# Masala Butterfly Libretto Question



## Bellinilover (Jul 24, 2013)

Can anyone here tell me why, in some performances and recordings of Puccini's MADAMA BUTTERFLY, Benjamin Franklin Pinkerton is referred to by Cio-Cio-San as "B.F. Pinkerton" and other times as "F.B. Pinkerton"? 

I'm thinking the switch must have to do with something like the Japanese language putting second names first?


----------



## Art Rock (Nov 28, 2009)

> Pinkerton's forenames are the subject of some confusion.

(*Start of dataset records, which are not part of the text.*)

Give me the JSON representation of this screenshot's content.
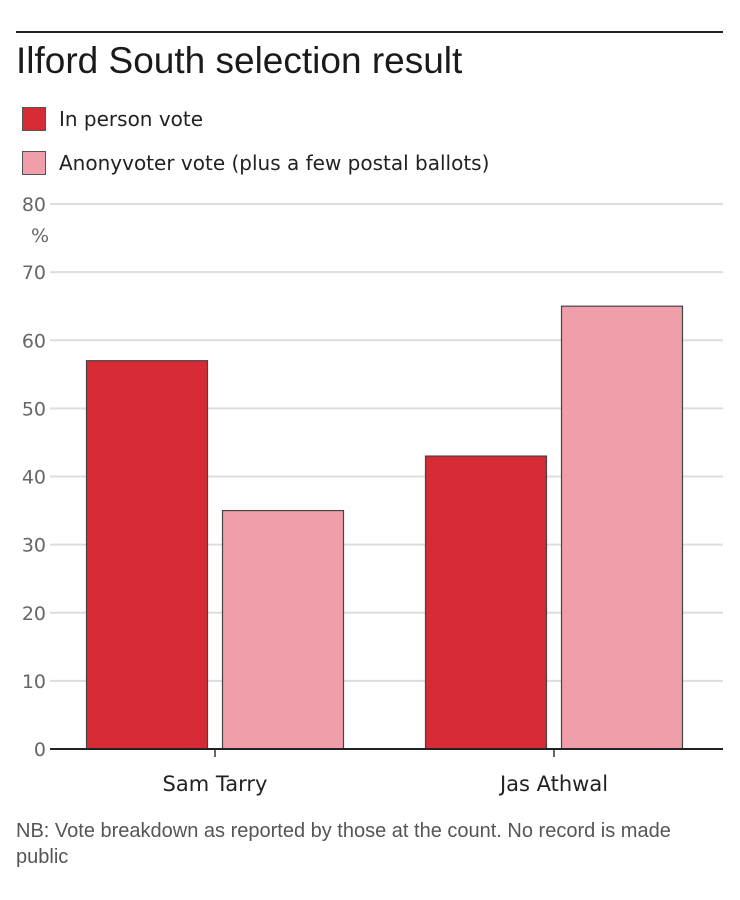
{
  "title": "Ilford South selection result",
  "legend": [
    {
      "label": "In person vote",
      "color": "#d62a35"
    },
    {
      "label": "Anonyvoter vote (plus a few postal ballots)",
      "color": "#f09ea9"
    }
  ],
  "note": "NB: Vote breakdown as reported by those at the count. No record is made public",
  "chart_data": {
    "type": "bar",
    "title": "Ilford South selection result",
    "categories": [
      "Sam Tarry",
      "Jas Athwal"
    ],
    "series": [
      {
        "name": "In person vote",
        "values": [
          57,
          43
        ],
        "color": "#d62a35"
      },
      {
        "name": "Anonyvoter vote (plus a few postal ballots)",
        "values": [
          35,
          65
        ],
        "color": "#f09ea9"
      }
    ],
    "ylim": [
      0,
      80
    ],
    "yticks": [
      0,
      10,
      20,
      30,
      40,
      50,
      60,
      70,
      80
    ],
    "yunit": "%",
    "grid": true,
    "legend_position": "top-left"
  }
}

At the premieres in Milan and Brescia, he is introduced as "Sir Francis Blummy Pinkerton," but by the third revision of the libretto in 1906, he is presented as "B.F. Pinkerton." The 1907 Ricordi score, considered authoritative, lists the role as "F.B. Pinkerton", but during the wedding ceremony, the Commissario refers to the Lieutenant as "Benjamin Franklin Pinkerton."


source: https://theopera101.com/operas/butterfly/


----------



## Meyerbeer Smith (Mar 25, 2016)

_Masala Butterfly_, aka _Lakme_?


----------



## Woodduck (Mar 17, 2014)

Sounds delicious, but not with sushi.


----------